Disasters tend to highlight the follies of man but particularly that of our leaders and of politicians. It is a time for political reckoning and woe to the incumbent or to a past leader if and when a particular public facility identified with him fails and shows its corruption-caused weaknesses.
However, it is also an opportunity. Given the political proximity of the 2010 presidential elections, it does not need an intelligent mind or a discerning intellectual to conclude that presidentiables will be extraordinarily active in the aftermath of typhoon Frank’s destruction along a wide swath of the most strategic areas for presidential vote. Tough it certainly is for politicians in the GMA US entourage. The question will certainly be asked come 2010: Where were you when Frank was here?

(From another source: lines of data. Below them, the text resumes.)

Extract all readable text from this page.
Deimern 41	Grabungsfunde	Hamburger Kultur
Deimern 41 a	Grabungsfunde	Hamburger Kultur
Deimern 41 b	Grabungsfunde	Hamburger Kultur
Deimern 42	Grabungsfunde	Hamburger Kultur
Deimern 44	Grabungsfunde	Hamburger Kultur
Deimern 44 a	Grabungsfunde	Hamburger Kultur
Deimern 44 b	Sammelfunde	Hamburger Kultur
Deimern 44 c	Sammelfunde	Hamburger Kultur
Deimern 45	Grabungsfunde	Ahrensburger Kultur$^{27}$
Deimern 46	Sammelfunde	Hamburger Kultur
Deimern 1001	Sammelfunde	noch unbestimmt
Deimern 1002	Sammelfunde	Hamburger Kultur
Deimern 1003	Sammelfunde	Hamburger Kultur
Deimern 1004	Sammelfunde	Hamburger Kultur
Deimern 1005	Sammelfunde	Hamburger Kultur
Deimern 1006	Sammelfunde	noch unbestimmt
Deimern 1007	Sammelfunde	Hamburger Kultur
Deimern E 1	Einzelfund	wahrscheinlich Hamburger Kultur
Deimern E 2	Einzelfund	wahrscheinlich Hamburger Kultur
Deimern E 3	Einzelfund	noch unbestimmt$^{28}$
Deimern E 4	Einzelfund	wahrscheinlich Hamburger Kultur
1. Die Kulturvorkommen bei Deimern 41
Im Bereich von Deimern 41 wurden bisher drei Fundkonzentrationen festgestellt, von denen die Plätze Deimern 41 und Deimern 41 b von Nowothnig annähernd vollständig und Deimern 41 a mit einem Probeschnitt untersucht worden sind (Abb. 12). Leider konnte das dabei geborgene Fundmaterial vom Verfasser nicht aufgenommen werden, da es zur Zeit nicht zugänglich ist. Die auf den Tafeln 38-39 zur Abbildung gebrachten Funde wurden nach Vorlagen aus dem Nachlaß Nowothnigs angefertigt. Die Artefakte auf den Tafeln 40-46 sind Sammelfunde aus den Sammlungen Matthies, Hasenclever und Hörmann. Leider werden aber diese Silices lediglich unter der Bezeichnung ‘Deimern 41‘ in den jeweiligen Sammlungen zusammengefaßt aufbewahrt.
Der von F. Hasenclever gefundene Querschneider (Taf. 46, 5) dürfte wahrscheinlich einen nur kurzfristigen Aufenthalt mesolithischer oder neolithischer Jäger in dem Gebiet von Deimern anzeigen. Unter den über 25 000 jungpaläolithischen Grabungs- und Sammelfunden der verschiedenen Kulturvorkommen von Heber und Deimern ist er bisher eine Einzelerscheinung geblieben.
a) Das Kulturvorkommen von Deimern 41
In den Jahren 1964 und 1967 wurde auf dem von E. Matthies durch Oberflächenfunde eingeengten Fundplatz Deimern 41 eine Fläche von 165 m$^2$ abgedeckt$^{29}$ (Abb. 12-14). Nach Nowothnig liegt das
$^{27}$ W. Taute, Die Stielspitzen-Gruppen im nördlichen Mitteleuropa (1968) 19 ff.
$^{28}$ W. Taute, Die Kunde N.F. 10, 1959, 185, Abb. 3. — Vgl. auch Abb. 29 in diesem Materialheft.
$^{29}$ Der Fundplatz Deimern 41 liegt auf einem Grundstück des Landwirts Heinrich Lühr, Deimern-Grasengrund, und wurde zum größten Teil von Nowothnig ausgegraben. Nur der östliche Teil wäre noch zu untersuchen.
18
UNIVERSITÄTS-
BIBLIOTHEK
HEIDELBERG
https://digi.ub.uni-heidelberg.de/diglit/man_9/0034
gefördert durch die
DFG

It is interesting that the president did not cancel her trip even when she already knows the great damage the typhoon will cause–still opting to leave on the day Frank was raising havoc in Panay. It is the most graphic demonstration of her decision to leave the political scene.
Typhoon Frank will have the potential to significantly raise the political fortunes of some presidentiables–and lower or wipe out the fortunes of others. The political heartland in Luzon and the Visayas traversed by Frank contained more than sixty percent of the country’s voters. Traditionally, these areas make or break a national candidate, particularly a presidential one.
The tragedies brought by typhoon Frank exposed the record of past and present public officials in a manner that even the mass media can never do. It brought us up close and personal with the public record of leaders, real and fake. It is inevitable that citizens will link their personal and familial hardships to the corruption by traditional politicians, to their own responsibility in electing these into power, and-ironically–their own power to elect alternatives.
It is an opportunity for political change.